I am not naturally a very charitable person. I like to think that I'm giving to my family and friends, emotionally without reserve and financially with only some reserve. But for someone so socially and politically conscious and opinionated, I have largely failed to put my money where my mouth is -- that is, to contribute financially to the issues that are important to me.

Despite being a vocal civil libertarian, I've been tossing renewal pleas from the ACLU into the recycle bin for a decade. I joined once when I was 17 and easily swayed, in this case by a scene from the movie "The American President." I did contribute once to a local conservation group. Although I'm an environmentalist, it wasn't because of my values -- I just happened to answer the door for a solicitor on the day my cat died, and wasn't emotionally composed enough to beg off.

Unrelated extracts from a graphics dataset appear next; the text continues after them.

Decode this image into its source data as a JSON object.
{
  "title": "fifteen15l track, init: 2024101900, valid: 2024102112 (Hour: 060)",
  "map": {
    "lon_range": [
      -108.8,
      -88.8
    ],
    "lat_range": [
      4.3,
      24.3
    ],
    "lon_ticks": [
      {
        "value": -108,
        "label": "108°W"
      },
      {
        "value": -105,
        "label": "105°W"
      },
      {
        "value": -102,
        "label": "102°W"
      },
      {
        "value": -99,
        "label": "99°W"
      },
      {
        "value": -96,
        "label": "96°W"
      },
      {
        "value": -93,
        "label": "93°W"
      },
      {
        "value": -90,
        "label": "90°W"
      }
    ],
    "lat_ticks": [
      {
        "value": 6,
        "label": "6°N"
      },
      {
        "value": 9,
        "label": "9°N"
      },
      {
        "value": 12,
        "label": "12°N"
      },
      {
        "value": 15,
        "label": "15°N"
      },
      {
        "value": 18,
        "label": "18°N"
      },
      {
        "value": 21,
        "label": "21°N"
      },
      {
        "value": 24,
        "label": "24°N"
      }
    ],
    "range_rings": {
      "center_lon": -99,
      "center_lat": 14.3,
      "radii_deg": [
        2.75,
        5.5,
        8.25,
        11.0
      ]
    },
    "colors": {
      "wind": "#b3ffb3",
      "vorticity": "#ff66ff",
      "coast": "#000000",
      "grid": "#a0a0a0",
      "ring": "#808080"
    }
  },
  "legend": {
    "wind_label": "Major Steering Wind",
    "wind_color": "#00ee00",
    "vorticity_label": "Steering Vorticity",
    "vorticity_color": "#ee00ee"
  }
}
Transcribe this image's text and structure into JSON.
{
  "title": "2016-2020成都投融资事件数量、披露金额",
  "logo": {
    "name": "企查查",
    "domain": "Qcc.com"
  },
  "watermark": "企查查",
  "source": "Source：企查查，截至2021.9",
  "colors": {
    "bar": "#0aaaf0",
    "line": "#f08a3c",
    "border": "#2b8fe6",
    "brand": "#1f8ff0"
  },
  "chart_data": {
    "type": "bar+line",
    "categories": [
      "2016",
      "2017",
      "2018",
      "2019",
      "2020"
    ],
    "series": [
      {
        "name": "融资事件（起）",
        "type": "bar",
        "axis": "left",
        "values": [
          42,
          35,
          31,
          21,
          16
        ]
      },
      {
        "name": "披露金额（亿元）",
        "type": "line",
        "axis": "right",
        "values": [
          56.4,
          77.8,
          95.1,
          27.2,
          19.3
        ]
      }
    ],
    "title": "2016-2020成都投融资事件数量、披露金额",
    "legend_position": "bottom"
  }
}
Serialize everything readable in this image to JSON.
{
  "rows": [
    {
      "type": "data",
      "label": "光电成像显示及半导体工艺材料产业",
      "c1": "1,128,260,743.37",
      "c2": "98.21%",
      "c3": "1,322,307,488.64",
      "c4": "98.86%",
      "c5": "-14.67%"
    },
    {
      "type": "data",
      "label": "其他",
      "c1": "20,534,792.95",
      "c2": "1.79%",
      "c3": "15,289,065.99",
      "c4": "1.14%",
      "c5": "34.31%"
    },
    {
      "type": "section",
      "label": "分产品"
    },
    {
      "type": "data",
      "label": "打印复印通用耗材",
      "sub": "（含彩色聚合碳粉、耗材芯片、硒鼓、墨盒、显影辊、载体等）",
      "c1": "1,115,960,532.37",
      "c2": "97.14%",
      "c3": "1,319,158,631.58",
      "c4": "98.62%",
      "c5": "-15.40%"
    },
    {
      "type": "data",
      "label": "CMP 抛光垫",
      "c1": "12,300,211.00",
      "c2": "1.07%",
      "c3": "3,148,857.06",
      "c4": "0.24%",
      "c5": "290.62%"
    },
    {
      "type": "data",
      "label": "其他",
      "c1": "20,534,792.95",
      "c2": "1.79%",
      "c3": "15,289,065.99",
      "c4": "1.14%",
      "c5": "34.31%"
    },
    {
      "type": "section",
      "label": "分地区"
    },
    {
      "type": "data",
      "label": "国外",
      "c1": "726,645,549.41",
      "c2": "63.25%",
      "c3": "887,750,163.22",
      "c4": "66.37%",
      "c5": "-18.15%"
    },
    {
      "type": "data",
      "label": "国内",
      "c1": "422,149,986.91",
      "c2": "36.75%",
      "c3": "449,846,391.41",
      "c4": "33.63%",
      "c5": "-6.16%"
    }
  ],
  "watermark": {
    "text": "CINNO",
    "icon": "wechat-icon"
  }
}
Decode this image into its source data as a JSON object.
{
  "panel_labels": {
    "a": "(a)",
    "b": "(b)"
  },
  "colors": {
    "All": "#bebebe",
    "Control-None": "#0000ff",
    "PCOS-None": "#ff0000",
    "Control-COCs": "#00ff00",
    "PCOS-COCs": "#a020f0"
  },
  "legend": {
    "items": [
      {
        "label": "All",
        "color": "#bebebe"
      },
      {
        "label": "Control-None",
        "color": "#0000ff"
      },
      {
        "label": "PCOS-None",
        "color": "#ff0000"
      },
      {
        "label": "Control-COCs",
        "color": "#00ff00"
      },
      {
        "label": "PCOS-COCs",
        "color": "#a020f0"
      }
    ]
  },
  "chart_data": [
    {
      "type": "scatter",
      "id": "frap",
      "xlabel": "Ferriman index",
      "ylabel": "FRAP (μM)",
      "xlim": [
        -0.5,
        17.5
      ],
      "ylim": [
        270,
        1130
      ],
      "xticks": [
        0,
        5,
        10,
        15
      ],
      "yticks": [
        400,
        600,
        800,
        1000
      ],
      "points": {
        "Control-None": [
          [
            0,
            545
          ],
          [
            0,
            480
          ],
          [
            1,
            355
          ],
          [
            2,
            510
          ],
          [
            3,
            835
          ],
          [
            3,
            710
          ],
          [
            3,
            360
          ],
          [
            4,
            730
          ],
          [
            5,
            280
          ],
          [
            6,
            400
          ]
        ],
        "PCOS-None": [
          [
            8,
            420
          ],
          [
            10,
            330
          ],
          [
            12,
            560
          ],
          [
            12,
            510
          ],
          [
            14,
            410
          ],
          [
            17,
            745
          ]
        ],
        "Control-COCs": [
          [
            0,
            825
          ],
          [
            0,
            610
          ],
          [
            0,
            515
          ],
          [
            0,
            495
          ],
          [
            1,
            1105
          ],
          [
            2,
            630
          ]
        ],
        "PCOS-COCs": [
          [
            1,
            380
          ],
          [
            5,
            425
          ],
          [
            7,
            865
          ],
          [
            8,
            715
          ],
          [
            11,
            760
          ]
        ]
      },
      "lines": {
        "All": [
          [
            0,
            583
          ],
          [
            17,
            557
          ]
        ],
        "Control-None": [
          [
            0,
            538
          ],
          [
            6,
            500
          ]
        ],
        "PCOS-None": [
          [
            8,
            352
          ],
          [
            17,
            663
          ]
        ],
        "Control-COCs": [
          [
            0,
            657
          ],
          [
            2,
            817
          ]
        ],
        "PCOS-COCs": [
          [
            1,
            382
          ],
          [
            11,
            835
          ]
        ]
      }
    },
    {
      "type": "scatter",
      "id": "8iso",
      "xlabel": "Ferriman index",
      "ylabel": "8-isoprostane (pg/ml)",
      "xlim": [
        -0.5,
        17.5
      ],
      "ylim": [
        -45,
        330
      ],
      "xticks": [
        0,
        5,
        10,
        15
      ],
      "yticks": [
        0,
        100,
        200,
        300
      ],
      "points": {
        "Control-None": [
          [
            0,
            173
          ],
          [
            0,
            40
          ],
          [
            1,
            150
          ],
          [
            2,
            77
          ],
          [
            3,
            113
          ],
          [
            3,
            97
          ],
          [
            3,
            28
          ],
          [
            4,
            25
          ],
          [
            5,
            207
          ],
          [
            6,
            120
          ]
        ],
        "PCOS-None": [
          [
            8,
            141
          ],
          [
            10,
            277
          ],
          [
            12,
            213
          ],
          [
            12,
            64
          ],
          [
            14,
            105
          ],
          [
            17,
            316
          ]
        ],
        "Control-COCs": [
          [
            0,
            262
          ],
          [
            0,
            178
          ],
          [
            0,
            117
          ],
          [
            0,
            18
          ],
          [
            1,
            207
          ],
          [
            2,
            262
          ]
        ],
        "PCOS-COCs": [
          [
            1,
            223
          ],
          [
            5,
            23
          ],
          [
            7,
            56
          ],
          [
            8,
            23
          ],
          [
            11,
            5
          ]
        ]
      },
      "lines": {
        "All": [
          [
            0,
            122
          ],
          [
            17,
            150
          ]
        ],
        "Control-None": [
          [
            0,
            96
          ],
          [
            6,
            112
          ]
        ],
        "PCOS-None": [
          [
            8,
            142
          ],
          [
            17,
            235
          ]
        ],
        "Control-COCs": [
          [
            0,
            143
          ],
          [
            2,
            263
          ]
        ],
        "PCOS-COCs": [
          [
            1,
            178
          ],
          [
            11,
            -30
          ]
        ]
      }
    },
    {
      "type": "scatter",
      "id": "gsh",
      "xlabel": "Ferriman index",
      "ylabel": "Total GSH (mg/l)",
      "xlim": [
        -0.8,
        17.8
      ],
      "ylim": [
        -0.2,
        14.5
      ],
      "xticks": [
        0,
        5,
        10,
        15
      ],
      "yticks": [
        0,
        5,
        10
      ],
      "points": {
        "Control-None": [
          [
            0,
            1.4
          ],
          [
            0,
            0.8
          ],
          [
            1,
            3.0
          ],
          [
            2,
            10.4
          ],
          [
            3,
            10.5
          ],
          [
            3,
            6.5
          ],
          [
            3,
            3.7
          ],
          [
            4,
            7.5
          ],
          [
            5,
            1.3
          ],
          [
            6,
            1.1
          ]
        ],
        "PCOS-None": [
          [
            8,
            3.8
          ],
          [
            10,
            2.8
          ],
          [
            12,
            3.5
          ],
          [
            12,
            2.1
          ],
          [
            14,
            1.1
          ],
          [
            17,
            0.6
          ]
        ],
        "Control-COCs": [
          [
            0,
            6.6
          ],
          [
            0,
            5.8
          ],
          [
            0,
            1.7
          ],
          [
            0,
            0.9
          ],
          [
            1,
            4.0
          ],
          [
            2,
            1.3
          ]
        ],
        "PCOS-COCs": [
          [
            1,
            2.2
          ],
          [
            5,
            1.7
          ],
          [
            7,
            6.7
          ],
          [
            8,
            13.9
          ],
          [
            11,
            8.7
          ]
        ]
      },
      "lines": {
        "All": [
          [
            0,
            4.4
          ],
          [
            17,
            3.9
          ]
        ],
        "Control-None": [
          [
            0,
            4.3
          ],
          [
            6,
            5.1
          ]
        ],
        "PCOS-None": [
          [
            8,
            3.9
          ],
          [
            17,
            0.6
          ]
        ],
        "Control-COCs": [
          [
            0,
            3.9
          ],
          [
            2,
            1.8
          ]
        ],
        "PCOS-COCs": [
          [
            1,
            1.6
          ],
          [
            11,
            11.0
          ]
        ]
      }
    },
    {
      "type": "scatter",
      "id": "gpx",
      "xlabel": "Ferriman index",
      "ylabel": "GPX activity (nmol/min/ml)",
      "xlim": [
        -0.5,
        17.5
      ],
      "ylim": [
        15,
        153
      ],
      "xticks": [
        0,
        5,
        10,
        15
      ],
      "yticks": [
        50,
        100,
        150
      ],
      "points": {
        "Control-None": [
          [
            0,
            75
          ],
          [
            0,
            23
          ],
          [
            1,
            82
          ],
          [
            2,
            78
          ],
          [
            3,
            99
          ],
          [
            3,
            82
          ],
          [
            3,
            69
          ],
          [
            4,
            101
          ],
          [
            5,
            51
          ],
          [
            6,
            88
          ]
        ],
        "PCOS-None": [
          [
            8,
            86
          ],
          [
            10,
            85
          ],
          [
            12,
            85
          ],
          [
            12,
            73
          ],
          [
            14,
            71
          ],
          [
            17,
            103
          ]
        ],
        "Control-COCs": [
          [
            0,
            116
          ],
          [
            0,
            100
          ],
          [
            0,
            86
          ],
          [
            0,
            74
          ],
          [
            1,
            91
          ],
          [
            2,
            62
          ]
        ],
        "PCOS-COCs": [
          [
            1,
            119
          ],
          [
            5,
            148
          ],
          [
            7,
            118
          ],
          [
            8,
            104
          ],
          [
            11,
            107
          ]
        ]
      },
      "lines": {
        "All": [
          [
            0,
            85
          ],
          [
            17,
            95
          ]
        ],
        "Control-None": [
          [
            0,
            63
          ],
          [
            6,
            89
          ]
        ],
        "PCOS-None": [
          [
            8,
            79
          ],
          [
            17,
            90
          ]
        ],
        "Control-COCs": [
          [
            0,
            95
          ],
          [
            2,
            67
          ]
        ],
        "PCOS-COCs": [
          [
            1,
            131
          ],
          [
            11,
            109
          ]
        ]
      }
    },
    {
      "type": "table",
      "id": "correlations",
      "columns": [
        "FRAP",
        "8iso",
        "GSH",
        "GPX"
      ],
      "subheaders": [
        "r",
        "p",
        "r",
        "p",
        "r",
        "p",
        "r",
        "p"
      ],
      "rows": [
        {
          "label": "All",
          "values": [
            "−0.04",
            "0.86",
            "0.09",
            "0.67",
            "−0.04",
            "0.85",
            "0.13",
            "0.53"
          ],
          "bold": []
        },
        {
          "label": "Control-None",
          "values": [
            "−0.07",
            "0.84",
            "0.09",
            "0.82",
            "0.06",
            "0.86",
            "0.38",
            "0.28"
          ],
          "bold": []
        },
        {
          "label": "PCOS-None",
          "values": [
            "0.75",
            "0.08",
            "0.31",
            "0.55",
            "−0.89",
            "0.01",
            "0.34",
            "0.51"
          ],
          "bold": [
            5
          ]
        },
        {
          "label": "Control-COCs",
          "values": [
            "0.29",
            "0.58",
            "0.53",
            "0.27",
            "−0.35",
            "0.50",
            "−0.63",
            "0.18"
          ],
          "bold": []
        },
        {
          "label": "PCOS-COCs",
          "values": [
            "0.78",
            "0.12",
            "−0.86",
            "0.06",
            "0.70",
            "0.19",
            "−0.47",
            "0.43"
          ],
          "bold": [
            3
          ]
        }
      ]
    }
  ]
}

This haphazard and half-hearted approach to charity has become an increasingly untenable contradiction, considering that I recently celebrated the five-year anniversary of the start of my career -- at a charitable foundation. In my professional capacity I've personally helped give more than $5 million in grants to a group of incredible non-profit organizations dedicated to making the world more just and sustainable. Privy to their financial statements, I also know firsthand how nonprofits have struggled mightily through the recession, at the same time their services are needed more than ever.

Yet all the while, my professional and personal selves remained at odds. I'd spend my work days immersed in progressive social change issues, and on my own time I'd opine about my favorite causes -- from marriage equality to pollution of local wetlands -- while not contributing a penny of my own to try and change them.

Needless to say, both the skills and the sentiment involved in giving away someone else's money for a living should translate to the practice of personal philanthropy as well. And so, though I certainly lack the resources of my employer, I've committed myself to start giving my money to causes that are close to my heart.

With a Perspective, I'm Bailey Malone.

Bailey Malone works for a family foundation and lives in Petaluma.